Paragraph 1: Topic Summary
My group plans to harness biofuels from natural materials like bacteria or human fat in order to find a way to more naturally power biotechnologies within the body. With many new nanotechnological advancements for human health, people need a way to power the technology more naturally. Batteries need replacements and may leak and cause damage within the body, while natural biofuels are a safer and more abundant source of fuel. Through our project we hope to explore the benefits of biofuels both when used in the body and in the environment. People are currently trying to reduce the harmful emissions that humans release into our atmosphere and biofuels could significantly help. Harnessing biofuels from bacteria or even human fat would significantly change the way mankind thinks about safe and renewable energy and would positively affect human health in the growing world of biotechnologies.
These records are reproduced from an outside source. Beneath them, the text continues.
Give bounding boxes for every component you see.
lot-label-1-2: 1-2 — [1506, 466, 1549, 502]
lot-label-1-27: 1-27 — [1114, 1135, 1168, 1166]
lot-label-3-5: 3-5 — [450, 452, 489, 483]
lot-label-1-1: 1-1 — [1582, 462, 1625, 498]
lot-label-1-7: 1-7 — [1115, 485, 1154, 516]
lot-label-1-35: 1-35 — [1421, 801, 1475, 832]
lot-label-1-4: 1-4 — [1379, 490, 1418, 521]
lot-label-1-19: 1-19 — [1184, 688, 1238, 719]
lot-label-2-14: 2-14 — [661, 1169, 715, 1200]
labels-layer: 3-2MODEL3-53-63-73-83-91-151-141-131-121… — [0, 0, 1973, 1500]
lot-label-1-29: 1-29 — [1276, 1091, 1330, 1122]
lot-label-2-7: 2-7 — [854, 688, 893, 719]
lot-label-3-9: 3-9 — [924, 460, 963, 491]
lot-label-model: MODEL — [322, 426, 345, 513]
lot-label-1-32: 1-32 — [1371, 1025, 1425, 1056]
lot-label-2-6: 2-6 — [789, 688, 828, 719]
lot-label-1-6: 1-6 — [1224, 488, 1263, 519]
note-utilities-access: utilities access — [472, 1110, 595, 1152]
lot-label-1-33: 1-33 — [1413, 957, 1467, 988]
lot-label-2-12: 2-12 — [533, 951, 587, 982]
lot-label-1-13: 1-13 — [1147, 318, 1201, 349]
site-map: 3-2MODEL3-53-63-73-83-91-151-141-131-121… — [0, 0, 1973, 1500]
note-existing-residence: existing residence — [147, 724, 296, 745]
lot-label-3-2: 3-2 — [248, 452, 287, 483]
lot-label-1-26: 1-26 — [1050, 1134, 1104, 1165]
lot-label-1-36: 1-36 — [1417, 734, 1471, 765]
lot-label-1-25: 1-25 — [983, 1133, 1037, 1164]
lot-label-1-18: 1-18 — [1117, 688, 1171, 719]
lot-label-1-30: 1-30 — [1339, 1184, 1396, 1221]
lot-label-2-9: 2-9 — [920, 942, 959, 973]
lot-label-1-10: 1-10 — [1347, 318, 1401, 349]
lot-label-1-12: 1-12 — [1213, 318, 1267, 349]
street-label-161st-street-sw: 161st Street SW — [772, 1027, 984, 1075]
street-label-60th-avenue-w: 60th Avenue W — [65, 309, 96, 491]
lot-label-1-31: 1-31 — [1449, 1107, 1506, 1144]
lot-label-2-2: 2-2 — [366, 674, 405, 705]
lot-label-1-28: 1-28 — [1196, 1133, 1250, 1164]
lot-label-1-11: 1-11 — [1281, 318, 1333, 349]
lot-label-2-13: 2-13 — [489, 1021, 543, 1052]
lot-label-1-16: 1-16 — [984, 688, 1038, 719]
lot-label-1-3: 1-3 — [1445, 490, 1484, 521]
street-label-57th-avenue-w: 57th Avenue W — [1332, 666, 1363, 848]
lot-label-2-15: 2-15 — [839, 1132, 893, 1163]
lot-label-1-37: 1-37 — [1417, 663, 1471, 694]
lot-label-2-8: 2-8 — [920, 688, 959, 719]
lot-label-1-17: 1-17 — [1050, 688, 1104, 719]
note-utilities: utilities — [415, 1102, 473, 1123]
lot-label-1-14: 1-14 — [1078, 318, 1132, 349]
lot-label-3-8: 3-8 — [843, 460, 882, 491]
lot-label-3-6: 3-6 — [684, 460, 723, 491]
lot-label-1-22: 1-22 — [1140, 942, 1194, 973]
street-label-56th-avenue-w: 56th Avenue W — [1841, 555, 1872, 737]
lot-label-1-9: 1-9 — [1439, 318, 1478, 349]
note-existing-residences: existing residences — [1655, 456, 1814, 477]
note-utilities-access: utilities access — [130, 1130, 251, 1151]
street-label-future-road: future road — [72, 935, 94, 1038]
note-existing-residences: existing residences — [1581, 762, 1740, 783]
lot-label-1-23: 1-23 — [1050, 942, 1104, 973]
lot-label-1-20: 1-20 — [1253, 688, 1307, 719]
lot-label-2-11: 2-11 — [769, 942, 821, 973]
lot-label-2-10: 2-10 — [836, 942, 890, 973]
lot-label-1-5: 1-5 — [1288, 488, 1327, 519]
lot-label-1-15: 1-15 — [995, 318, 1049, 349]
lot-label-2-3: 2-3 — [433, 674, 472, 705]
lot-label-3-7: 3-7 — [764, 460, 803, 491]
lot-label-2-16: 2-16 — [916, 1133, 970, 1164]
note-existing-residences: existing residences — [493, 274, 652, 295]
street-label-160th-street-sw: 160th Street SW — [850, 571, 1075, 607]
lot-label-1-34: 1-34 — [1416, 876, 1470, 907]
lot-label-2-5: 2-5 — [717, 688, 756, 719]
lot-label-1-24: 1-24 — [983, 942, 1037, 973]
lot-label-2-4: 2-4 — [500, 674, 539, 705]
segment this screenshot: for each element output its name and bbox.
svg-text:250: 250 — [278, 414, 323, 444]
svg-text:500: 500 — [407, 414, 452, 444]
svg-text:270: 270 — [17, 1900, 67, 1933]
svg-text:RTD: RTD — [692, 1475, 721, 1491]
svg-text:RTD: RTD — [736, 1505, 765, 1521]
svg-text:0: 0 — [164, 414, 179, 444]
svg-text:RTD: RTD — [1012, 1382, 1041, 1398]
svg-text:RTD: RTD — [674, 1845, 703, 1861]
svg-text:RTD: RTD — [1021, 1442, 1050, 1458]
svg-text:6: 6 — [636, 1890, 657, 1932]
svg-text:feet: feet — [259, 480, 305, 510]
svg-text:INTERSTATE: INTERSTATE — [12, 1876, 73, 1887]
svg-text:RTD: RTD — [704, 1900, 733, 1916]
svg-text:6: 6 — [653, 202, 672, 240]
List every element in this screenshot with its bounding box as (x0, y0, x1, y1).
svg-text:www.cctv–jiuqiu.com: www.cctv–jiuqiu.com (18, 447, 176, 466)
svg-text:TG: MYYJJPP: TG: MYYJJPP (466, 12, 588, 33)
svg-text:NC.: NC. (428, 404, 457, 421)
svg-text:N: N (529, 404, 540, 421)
Paragraph 2: Research Article
Towards glucose biofuel cells implanted in human body for powering artificial organs: Review
This review discussed alternatives to lithium-ion batteries that are used to power health devices in humans. It discussed implantable biofuel cells and how they can be used to power devices inside the human body. A glucose fuel cell (GFC) produces electrical energy from chemical energy through the oxidation of glucose and reduction of oxygen. One main challenge of implantable glucose fuel cells is that they must be able to fully interact with the human body without harming it since the cells need contact with body fluid in order to function. These cells could allow humans to convert energy within their body for the purposes of powering a medical device. Glucose biofuel cells are an option that my group can discuss in our search for alternatives to batteries used inside the body.